Returns a two-element array of primary and secondary phonetic encodings for an input string, based on the Double Metaphone algorithm.
The Double Metaphone algorithm processes an input string to render a primary and secondary spelling for it. For English language words, the algorithm removes silent letters, normalizes combinations of characters to a single definition, and removes vowels, except from the beginnings of words. In this manner, the algorithm can normalize inconsistencies between spellings for better matching. For more information, see https://en.wikipedia.org/wiki/Metaphone.
Tip
This function is useful for performing fuzzy matching between string values, such as between potential join key values.
Source values can be string literals, column references, or expressions that evaluate to strings.
Wrangle vs. SQL: This function is part of Wrangle, a proprietary data transformation language. Wrangle is not SQL. For more information, see Wrangle Language.

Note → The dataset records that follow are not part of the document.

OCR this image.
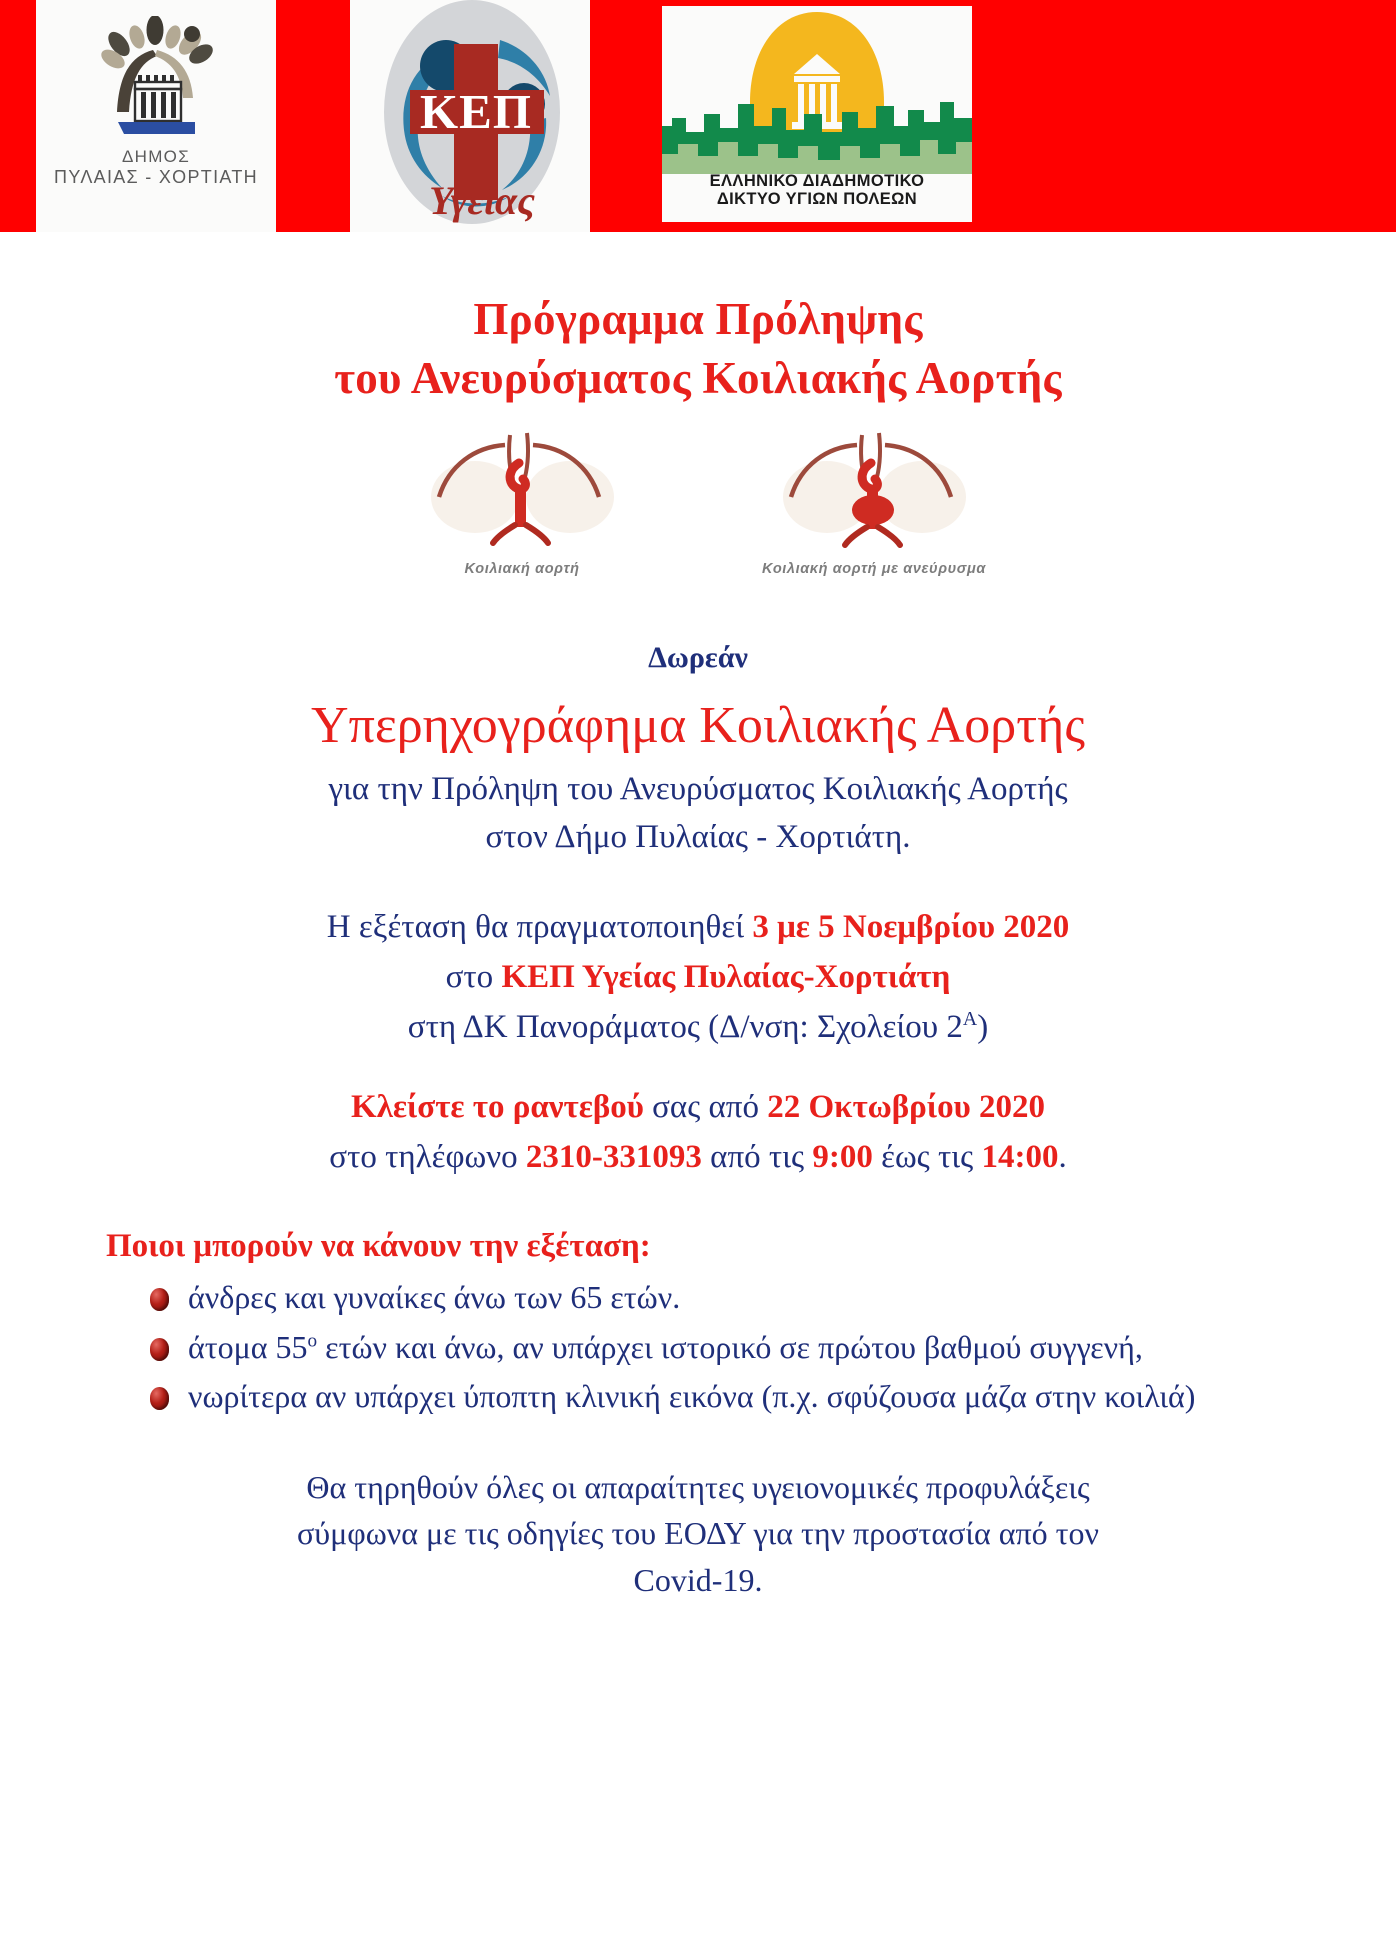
ΔΗΜΟΣ
ΠΥΛΑΙΑΣ - ΧΟΡΤΙΑΤΗ
ΚΕΠ
Υγείας	ΕΛΛΗΝΙΚΟ ΔΙΑΔΗΜΟΤΙΚΟ
ΔΙΚΤΥΟ ΥΓΙΩΝ ΠΟΛΕΩΝ
Πρόγραμμα Πρόληψης
του Ανευρύσματος Κοιλιακής Αορτής
Κοιλιακή αορτή	Κοιλιακή αορτή με ανεύρυσμα
Δωρεάν
Υπερηχογράφημα Κοιλιακής Αορτής
για την Πρόληψη του Ανευρύσματος Κοιλιακής Αορτής
στον Δήμο Πυλαίας - Χορτιάτη.
Η εξέταση θα πραγματοποιηθεί 3 με 5 Νοεμβρίου 2020
στο ΚΕΠ Υγείας Πυλαίας-Χορτιάτη
στη ΔΚ Πανοράματος (Δ/νση: Σχολείου $2^A$)
Κλείστε το ραντεβού σας από 22 Οκτωβρίου 2020
στο τηλέφωνο 2310-331093 από τις 9:00 έως τις 14:00.
Ποιοι μπορούν να κάνουν την εξέταση:
άνδρες και γυναίκες άνω των 65 ετών.
άτομα $55^o$ ετών και άνω, αν υπάρχει ιστορικό σε πρώτου βαθμού συγγενή,
νωρίτερα αν υπάρχει ύποπτη κλινική εικόνα (π.χ. σφύζουσα μάζα στην κοιλιά)
Θα τηρηθούν όλες οι απαραίτητες υγειονομικές προφυλάξεις
σύμφωνα με τις οδηγίες του ΕΟΔΥ για την προστασία από τον
Covid-19.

String literal reference example:
doublemetaphone('My String')
Output: See below.
["MSTRNK","MSTRNK"]
Column reference example:
doublemetaphone(string1)
Output: Generates a new double_metaphone
column containing the evaluation of string1
column values through the Double Metaphone algorithm.
doublemetaphone(string_ref)
Argument | Required? | Data Type | Description |
---|---|---|---|
string_ref | Y | string | Name of column or string literal to apply to the function |
For more information on syntax standards, see Language Documentation Syntax Notes.
String literal, column reference, or expression whose elements you want to filter through the Double Metaphone algorithm.
Usage Notes:
Required? | Data Type | Example Value |
---|---|---|
Yes | String literal, column reference, or expression evaluating to a string | myString1 |
Tip
For additional examples, see Common Tasks.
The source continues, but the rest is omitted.